I.e. in a follow-up we could split that into a FileSerializationInterface extends SerializationInterface which is then used by Config's FileStorage.

sun’s picture

Can we move forward here?

catch’s picture

Are we sure that all the serializers that can be injected preserve type OK?

I'm thinking of calling code that stores and int, expects and int back, gets back a string etc. It would not be fun if this worked with one serializer and not with another.

sun’s picture

@catch: Both yes and no... out of the default serializer implementations, all of them do support primitive data types, but only PhpSerialize supports e.g. serialization of class instances/objects. Whether it is legit and makes sense to use a particular serializer depends on the use-case.

pwolanin’s picture

So, is KV supposed to support arbitrary data like classed object or only scalars and arrays like Config does?

sun’s picture

@pwolanin: I've been trying to avoid that question, because it's an implementation detail of user-space code. It's a user-space decision what exactly gets stored in a particular key/value service instance. The backends do not care, because it's a hashtable that's compound of strings/bytes only; keys and values.

The question is not what the common denominator of all serializers + backends is — but instead, how many custom, one-off key/value use-cases needlessly have to re-invent the wheel from scratch, because this stuff is hard-coded right now.

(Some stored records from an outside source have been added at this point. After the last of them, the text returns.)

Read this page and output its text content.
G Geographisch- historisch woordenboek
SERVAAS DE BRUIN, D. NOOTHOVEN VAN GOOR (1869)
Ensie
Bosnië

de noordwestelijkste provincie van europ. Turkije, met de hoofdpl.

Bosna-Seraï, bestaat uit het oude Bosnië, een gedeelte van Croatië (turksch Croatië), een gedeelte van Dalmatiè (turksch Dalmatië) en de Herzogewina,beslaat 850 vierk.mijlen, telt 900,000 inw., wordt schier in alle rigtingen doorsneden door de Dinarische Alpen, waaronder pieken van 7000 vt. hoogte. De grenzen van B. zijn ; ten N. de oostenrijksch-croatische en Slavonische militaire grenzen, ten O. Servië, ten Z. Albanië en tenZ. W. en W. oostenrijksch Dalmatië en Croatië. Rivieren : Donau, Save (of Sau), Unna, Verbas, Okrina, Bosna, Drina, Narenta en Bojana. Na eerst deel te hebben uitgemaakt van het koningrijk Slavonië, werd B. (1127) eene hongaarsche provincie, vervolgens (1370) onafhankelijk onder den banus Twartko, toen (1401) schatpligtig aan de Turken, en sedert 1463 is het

The KeyValueStore component is an abstraction that provides access to a concept, offering various implementations. You should be able to leverage the concept; you don't necessarily have to futz with "the" default key_value service.


Forgot one aspect in #29 regarding data types:

Similar to the Memory backend in core, I learned that some alternative backends do not need a serializer, as they're capable of storing native PHP data types via their corresponding PHP extensions. (can't remember which one, but might have been redis)

alexpott’s picture

23: kv.format.23.patch queued for re-testing.

sun’s picture

FileSize
19.7 KB
PASSED: [[SimpleTest]]: [PHP 5.4 MySQL] 67,983 pass(es). View

Merged 8.x + Adjusted for committed sister issues.

webchick’s picture

Status: Reviewed & tested by the community » Fixed

Looks like pretty straight-forward refactoring. The SerializationInterface is nice.

Committed and pushed to 8.x. Thanks!

  • Commit 13c930f on 8.x by webchick:
    Issue #2216527 by sun: Inject a serialization format into database key/...

Status: Fixed » Closed (fixed)

Automatically closed - issue fixed for 2 weeks with no activity.